Bir bluetooth kulaklık ile edindiğiniz özgürlük karşılığında, itiraf edelim, komik ve saçma bir görüntü elde edersiniz. Benim gibi telefonu susmayan birisiyseniz, tahminen, kulaklığı unutur ve garip durumlara düşersiniz. Ortağım ve dostum Burak, arabasını kullanırken bana dönüp “Seni Seviyorum” dediğinde ona “Bende seni!” demekten başka bir çarem yoktu. Telefonun öteki ucundaki eşinin, aramızdaki iletişimi anlayışla karşılacağından o kadar da emin değilim!!!
Tüm bunlar Emre’ye durumu izah etmeyi güçleştiriyor. Bluetooth kulaklık nedir? Telefonu kablosuz kullanmanızı sağlayan bir araç. İyi ama; bu telefon denen alet zaten bizzat kablosuz değil mi? Onun daha da öte kablosuzu ne arada lazım oldu? Yarın birisi “Bluetooth kulaklık için kablosuz kumanda!” çıkartabilir. İş gitgide karışıyor...
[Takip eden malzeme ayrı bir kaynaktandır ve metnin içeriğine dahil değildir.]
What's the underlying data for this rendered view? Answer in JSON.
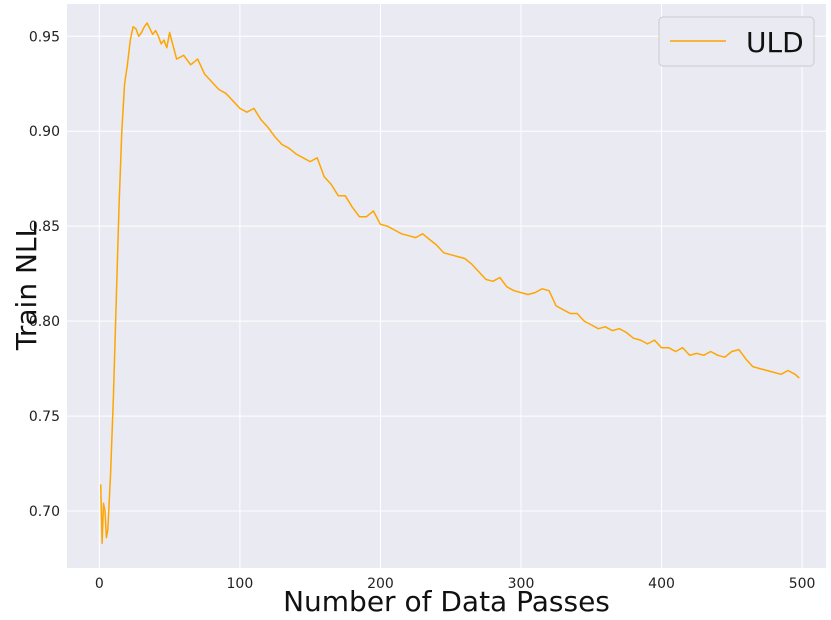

Ben Emre’ye kestirmeden “Bu telefon” dedim, gözlerim uçurtmayı ürkekçe tutan ve neredeyse uçurtmanın onu yönlendirdiği oğluma takıldı. Emre’de inanmadı zaten. İlk başta, uçurtmaya para veren ve onu kendisi yapamayan bir beceriksiz olduğum ortaya çıktığı için beni ciddiye almadı. Bu kulaklık ile ajan/polis birşey olsaydım belki biraz karizma sahibi olurdum ama o şansımı da kaybettim!
II
Kullandığım bluetooth kulaklığı alana kadar envai çeşit macera atlattım. Önce; büyük bir alışveriş merkezindeki teknoloji marketleri zincirinden, üzerinde “Uzaya kulaklık gönderiyoruz, seninki de dert mi?” sloganlı markayı tercih ettim büyük bir hevesle. Eski kulaklığımın pili ancak “Merhaba” demeye yettiğinden ve tekrar şarj edilmesi bir ömür sürdüğünden, saha dışına almıştım çoktan. Boş bir bankoya oturdum, kutuyu açtım, telefonuma cihazı eşleştirdim ve denemek için bir iki kişiyi aradım. Ancak sesim karşı tarafa gitmiyordu.
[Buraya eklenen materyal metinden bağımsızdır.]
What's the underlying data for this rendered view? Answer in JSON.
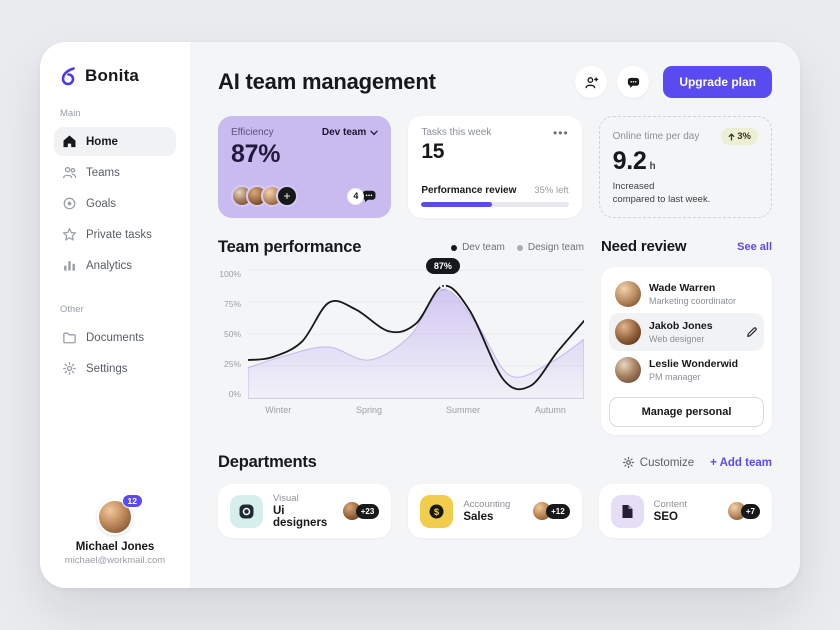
{
  "app": {
    "name": "Bonita"
  },
  "colors": {
    "accent": "#5a4bf0",
    "purple_card": "#c9bbf0",
    "yellow": "#f2cd4b",
    "teal": "#d6efec",
    "lavender": "#e5def7",
    "dark": "#17181a"
  },
  "sidebar": {
    "main_label": "Main",
    "items": [
      {
        "label": "Home",
        "active": true
      },
      {
        "label": "Teams"
      },
      {
        "label": "Goals"
      },
      {
        "label": "Private tasks"
      },
      {
        "label": "Analytics"
      }
    ],
    "other_label": "Other",
    "other_items": [
      {
        "label": "Documents"
      },
      {
        "label": "Settings"
      }
    ],
    "user": {
      "name": "Michael Jones",
      "email": "michael@workmail.com",
      "badge": "12"
    }
  },
  "header": {
    "title": "AI team management",
    "upgrade_label": "Upgrade plan"
  },
  "stats": {
    "efficiency": {
      "label": "Efficiency",
      "team": "Dev team",
      "value": "87%",
      "chat_count": "4"
    },
    "tasks": {
      "label": "Tasks this week",
      "value": "15",
      "menu": "•••",
      "task": "Performance review",
      "left": "35% left",
      "progress_pct": 48
    },
    "online": {
      "label": "Online time per day",
      "value": "9.2",
      "unit": "h",
      "delta": "3%",
      "note_line1": "Increased",
      "note_line2": "compared to last week."
    }
  },
  "performance": {
    "title": "Team performance",
    "legend": [
      {
        "label": "Dev team"
      },
      {
        "label": "Design team"
      }
    ]
  },
  "chart_data": {
    "type": "line",
    "x_ticks": [
      "Winter",
      "Spring",
      "Summer",
      "Autumn"
    ],
    "y_ticks": [
      "100%",
      "75%",
      "50%",
      "25%",
      "0%"
    ],
    "ylim": [
      0,
      100
    ],
    "legend_position": "top-right",
    "series": [
      {
        "name": "Dev team",
        "color": "#17181a",
        "values": [
          [
            0,
            30
          ],
          [
            0.07,
            32
          ],
          [
            0.16,
            44
          ],
          [
            0.24,
            74
          ],
          [
            0.32,
            69
          ],
          [
            0.42,
            52
          ],
          [
            0.5,
            58
          ],
          [
            0.58,
            87
          ],
          [
            0.66,
            68
          ],
          [
            0.76,
            15
          ],
          [
            0.84,
            10
          ],
          [
            0.92,
            36
          ],
          [
            1,
            60
          ]
        ]
      },
      {
        "name": "Design team",
        "color": "#c3b2f2",
        "area": true,
        "values": [
          [
            0,
            24
          ],
          [
            0.12,
            34
          ],
          [
            0.24,
            40
          ],
          [
            0.36,
            30
          ],
          [
            0.48,
            48
          ],
          [
            0.58,
            84
          ],
          [
            0.68,
            58
          ],
          [
            0.78,
            18
          ],
          [
            0.9,
            28
          ],
          [
            1,
            46
          ]
        ]
      }
    ],
    "annotation": {
      "label": "87%",
      "x": 0.58,
      "y": 87
    }
  },
  "review": {
    "title": "Need review",
    "see_all": "See all",
    "people": [
      {
        "name": "Wade Warren",
        "role": "Marketing coordinator"
      },
      {
        "name": "Jakob Jones",
        "role": "Web designer",
        "highlight": true
      },
      {
        "name": "Leslie Wonderwid",
        "role": "PM manager"
      }
    ],
    "button": "Manage personal"
  },
  "departments": {
    "title": "Departments",
    "customize": "Customize",
    "add_team": "+ Add team",
    "cards": [
      {
        "category": "Visual",
        "name": "Ui designers",
        "count": "+23"
      },
      {
        "category": "Accounting",
        "name": "Sales",
        "count": "+12"
      },
      {
        "category": "Content",
        "name": "SEO",
        "count": "+7"
      }
    ]
  }
}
Bu cihazlar ile ilgili sorunun temel kaynağı üzerlerinde tek bir tuş olması bana göre. Biz bilgisayarcı sınıfı, üzerinde az tuş olan ve basit olma iddiasındaki cihazları algılamakta güçlük çekiyoruz. Bir server ağını yöneten adamın, bir çamaşır makinasının toplam iki düğmesini kullanarak ayar yapamıyor olması, her yıkamada birkaç gömlek berbat etmesini izah etmenin başka yolu yok! Kulaklıklar da böyle bir mucize arayışı içinde. Tek bir düğmeye 2 saniye basınca birşey, 3.5 saniye basınca başka bir şey oluyor. Cihazın ne yaptığını anlamak için ise elinizde “Babiiip” ve “Baaaabip” gibi ayırt edici sesler ve saymak zorunda olduğunuz ışıklardan başka birşey yok.
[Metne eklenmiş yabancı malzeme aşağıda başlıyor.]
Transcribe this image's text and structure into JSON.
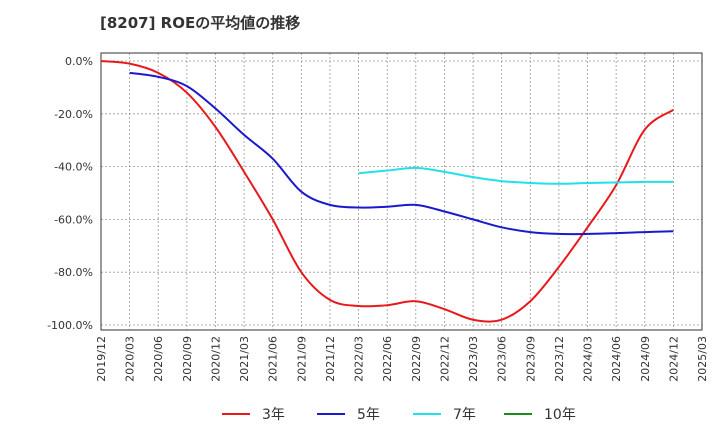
{
  "chart_data": {
    "type": "line",
    "title": "[8207]  ROEの平均値の推移",
    "xlabel": "",
    "ylabel": "",
    "ylim": [
      -100,
      0
    ],
    "grid": true,
    "legend_placement": "bottom",
    "x_ticks": [
      "2019/12",
      "2020/03",
      "2020/06",
      "2020/09",
      "2020/12",
      "2021/03",
      "2021/06",
      "2021/09",
      "2021/12",
      "2022/03",
      "2022/06",
      "2022/09",
      "2022/12",
      "2023/03",
      "2023/06",
      "2023/09",
      "2023/12",
      "2024/03",
      "2024/06",
      "2024/09",
      "2024/12",
      "2025/03"
    ],
    "y_ticks": [
      "0.0%",
      "-20.0%",
      "-40.0%",
      "-60.0%",
      "-80.0%",
      "-100.0%"
    ],
    "y_tick_values": [
      0,
      -20,
      -40,
      -60,
      -80,
      -100
    ],
    "x": [
      "2019/12",
      "2020/03",
      "2020/06",
      "2020/09",
      "2020/12",
      "2021/03",
      "2021/06",
      "2021/09",
      "2021/12",
      "2022/03",
      "2022/06",
      "2022/09",
      "2022/12",
      "2023/03",
      "2023/06",
      "2023/09",
      "2023/12",
      "2024/03",
      "2024/06",
      "2024/09",
      "2024/12"
    ],
    "series": [
      {
        "name": "3年",
        "color": "#e8191c",
        "values": [
          0.0,
          -1.0,
          -4.5,
          -12.0,
          -25.0,
          -42.0,
          -60.0,
          -80.0,
          -90.5,
          -92.8,
          -92.5,
          -91.0,
          -94.0,
          -98.0,
          -98.0,
          -91.0,
          -78.0,
          -63.0,
          -47.0,
          -26.0,
          -18.5
        ]
      },
      {
        "name": "5年",
        "color": "#1a1acc",
        "values": [
          null,
          -4.5,
          -6.0,
          -9.5,
          -18.0,
          -28.0,
          -37.0,
          -49.5,
          -54.5,
          -55.5,
          -55.2,
          -54.5,
          -57.0,
          -60.0,
          -63.0,
          -64.8,
          -65.5,
          -65.5,
          -65.2,
          -64.8,
          -64.5
        ]
      },
      {
        "name": "7年",
        "color": "#22e0e8",
        "values": [
          null,
          null,
          null,
          null,
          null,
          null,
          null,
          null,
          null,
          -42.5,
          -41.5,
          -40.5,
          -42.0,
          -44.0,
          -45.5,
          -46.2,
          -46.5,
          -46.2,
          -46.0,
          -45.8,
          -45.8
        ]
      },
      {
        "name": "10年",
        "color": "#1a8c1a",
        "values": [
          null,
          null,
          null,
          null,
          null,
          null,
          null,
          null,
          null,
          null,
          null,
          null,
          null,
          null,
          null,
          null,
          null,
          null,
          null,
          null,
          null
        ]
      }
    ]
  }
}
Bundan dolayı cihazın çalışmamasının tamamen kendi hatam olduğunu düşündüm. Kesin eksik bastım, fazla dokundum, yeterince ilgi göstermedim yada başka birşey. Bütün iyi niyetimle ilgili firmaya götürdüm ve derdimi anlattım. Tatsız ve sizlere anlatmak istemediği bir yarım saatin sonunda beni “Dolandırıcı olmadığınızdan nereden emin olacağız, ya siz bozduysanız bu geçen iki saat içinde!” diye elim boş geri gönderdiler. Cihazım en başta bunu bana sorunsuz teslim etmekle sorumlu firmanın teknik servisine gitti, bana da paramla rezil olmak kaldı.
Çok açık görünüyor ki;tüketici elektroniğinde marka olmak konusunda ciddi bir mücadele var. Son birkaç yılda hızını almış bir şekilde mağaza sayıları artıyor. Ancak bu firmaların tüketici ile doğru anlaşabildiğinden emin değilim. Öncelikli olarak, yarısı yenmiş bir gofreti, hırpalanmış bir çamaşır makinasını herhangi bir mağazaya 15 gün içinde iade edebiliyorken, zincir elektronik mağazaları kapıdan çıktığınız andan itibaren size garantinin sunduğu koşulları yarı nazik birşekilde hatırlatmanın ötesine geçemiyorlar.
Sektörün oluşmaya çalıştığı günlerde, yükü alan ve bir şekilde “telefon bayisi” olan firmaların önce bu mağazalar tarafından ezildiğini gördük. Ülkenin en ücra köşelerine kadar, telefon hattı ve cihaz satarak pazarı ve talebi tetikleyen ufak firmalar ve “esnaf”, zaman içerisinde satış koşulu, ürün kalitesi ve çeşitliliği, fiyat gibi konularda rekabet edemez hale geldi. Yakın çevrenizde kim köşe başındaki “telefoncu”dan cihaz alıyor?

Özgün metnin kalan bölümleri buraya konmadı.